"For S.C.'s Poet Laureate, An Inauguration Poem Without An Inaugural Audience"

DAVID GREENE, HOST:

South Carolina's governor, Nikki Haley, is being inaugurated for the second time today. But a long-standing tradition will be missing, a poem read by the state's poet laureate. State officials say they cut the two-minute poem for time. Here's NPR's Laura Sullivan.

LAURA SULLIVAN, BYLINE: South Carolina's poet laureate, Marjory Wentworth, describes her three previous inaugural poems as safe. There was a lot about nature and animals. This year, she says, after watching protests ignited by the deaths of unarmed black men, she didn't want to write about nature and took to Facebook to ask residents their thoughts.

MARJORY WENTWORTH: Some of them were quite beautiful.

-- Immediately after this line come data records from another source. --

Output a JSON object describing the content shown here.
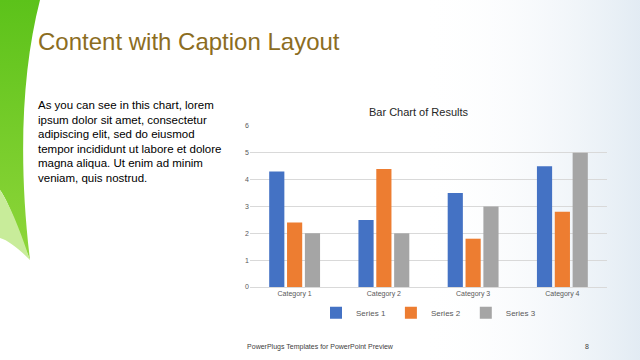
{
  "slide": {
    "title": "Content with Caption Layout",
    "caption": "As you can see in this chart, lorem ipsum dolor sit amet, consectetur adipiscing elit, sed do eiusmod tempor incididunt ut labore et dolore magna aliqua. Ut enim ad minim veniam, quis nostrud.",
    "footer": "PowerPlugs Templates for PowerPoint Preview",
    "page_number": "8"
  },
  "chart_data": {
    "type": "bar",
    "title": "Bar Chart of Results",
    "categories": [
      "Category 1",
      "Category 2",
      "Category 3",
      "Category 4"
    ],
    "series": [
      {
        "name": "Series 1",
        "color": "#4472c4",
        "values": [
          4.3,
          2.5,
          3.5,
          4.5
        ]
      },
      {
        "name": "Series 2",
        "color": "#ed7d31",
        "values": [
          2.4,
          4.4,
          1.8,
          2.8
        ]
      },
      {
        "name": "Series 3",
        "color": "#a5a5a5",
        "values": [
          2,
          2,
          3,
          5
        ]
      }
    ],
    "ylim": [
      0,
      6
    ],
    "yticks": [
      0,
      1,
      2,
      3,
      4,
      5,
      6
    ],
    "grid": true,
    "legend": "bottom"
  }
}
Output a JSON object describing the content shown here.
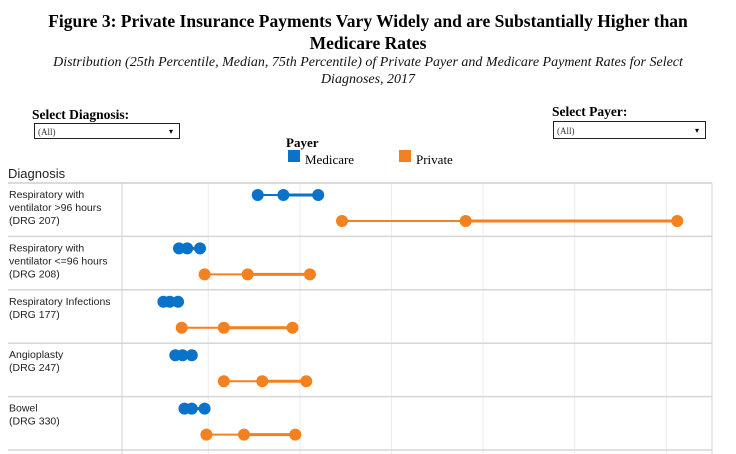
{
  "title_lines": [
    "Figure 3: Private Insurance Payments Vary Widely and are Substantially Higher than",
    "Medicare Rates"
  ],
  "subtitle_lines": [
    "Distribution (25th Percentile, Median, 75th Percentile) of Private Payer and Medicare Payment Rates for Select",
    "Diagnoses, 2017"
  ],
  "filters": {
    "diagnosis_label": "Select Diagnosis:",
    "diagnosis_value": "(All)",
    "payer_label": "Select Payer:",
    "payer_value": "(All)",
    "dropdown_icon": "▾"
  },
  "chart_data": {
    "type": "dot-range",
    "row_header": "Diagnosis",
    "legend": {
      "title": "Payer",
      "placement": "top-center",
      "entries": [
        {
          "name": "Medicare",
          "color": "#0b72c9"
        },
        {
          "name": "Private",
          "color": "#f4811f"
        }
      ]
    },
    "xlim": [
      0.08,
      6.5
    ],
    "x_gridlines": [
      1,
      2,
      3,
      4,
      5,
      6
    ],
    "x_tick_labels_shown": false,
    "note": "",
    "categories": [
      {
        "label_lines": [
          "Respiratory with",
          "ventilator >96 hours",
          "(DRG 207)"
        ],
        "medicare": [
          1.54,
          1.82,
          2.2
        ],
        "private": [
          2.46,
          3.81,
          6.12
        ]
      },
      {
        "label_lines": [
          "Respiratory with",
          "ventilator <=96 hours",
          "(DRG 208)"
        ],
        "medicare": [
          0.68,
          0.77,
          0.91
        ],
        "private": [
          0.96,
          1.43,
          2.11
        ]
      },
      {
        "label_lines": [
          "Respiratory Infections",
          "(DRG 177)"
        ],
        "medicare": [
          0.51,
          0.58,
          0.67
        ],
        "private": [
          0.71,
          1.17,
          1.92
        ]
      },
      {
        "label_lines": [
          "Angioplasty",
          "(DRG 247)"
        ],
        "medicare": [
          0.64,
          0.72,
          0.82
        ],
        "private": [
          1.17,
          1.59,
          2.07
        ]
      },
      {
        "label_lines": [
          "Bowel",
          "(DRG 330)"
        ],
        "medicare": [
          0.74,
          0.82,
          0.96
        ],
        "private": [
          0.98,
          1.39,
          1.95
        ]
      }
    ]
  }
}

SULLIVAN: Her Facebook question was generating some attention. Wentworth says that's when she was told second-hand officials may be cutting the poem. So she sent in what she had written. It was a poem about South Carolina, children boarding school buses, firemen, migrant farm workers, a dock where a hundred thousand Africans were sold into slavery.

WENTWORTH: Here, where the Confederate flag still flies beside the statehouse, haunted by our past, conflicted about the future. At the heart of it, we are at war with ourselves.

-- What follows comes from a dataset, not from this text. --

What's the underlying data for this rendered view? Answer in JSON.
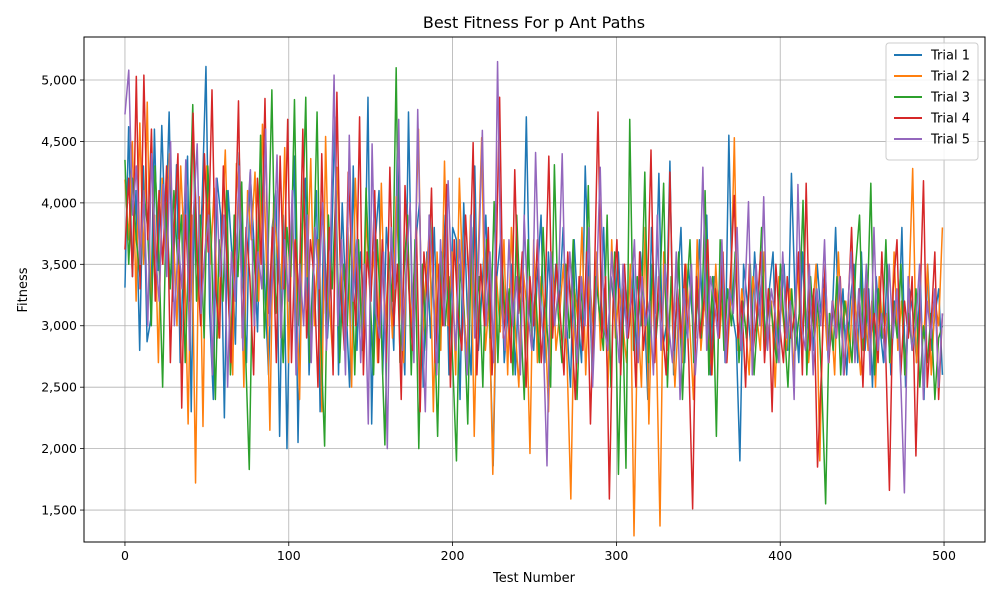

SULLIVAN: Wentworth says she got an email saying the poem had to be cut for time. A state official said they had not seen the poem before they cut it. Governor Nikki Haley's spokeswoman said in a statement to NPR, quote, "while we appreciate Ms. Wentworth's long service to South Carolina, scheduling constraints simply wouldn't allow a poem to be read." Wentworth says she's disappointed.

WENTWORTH: I really believe that our history is part of what's holding us back. It's kind of an unhealed wound. And we're all in this together. And I know that sounds a little like John Lennon, but I wanted people to think about some of those things.

SULLIVAN: In the meantime, officials with the state chapter of the NAACP are holding a Martin Luther King march on Monday. They told Wentworth she is welcome to read her poem to their group. Laura Sullivan, NPR News.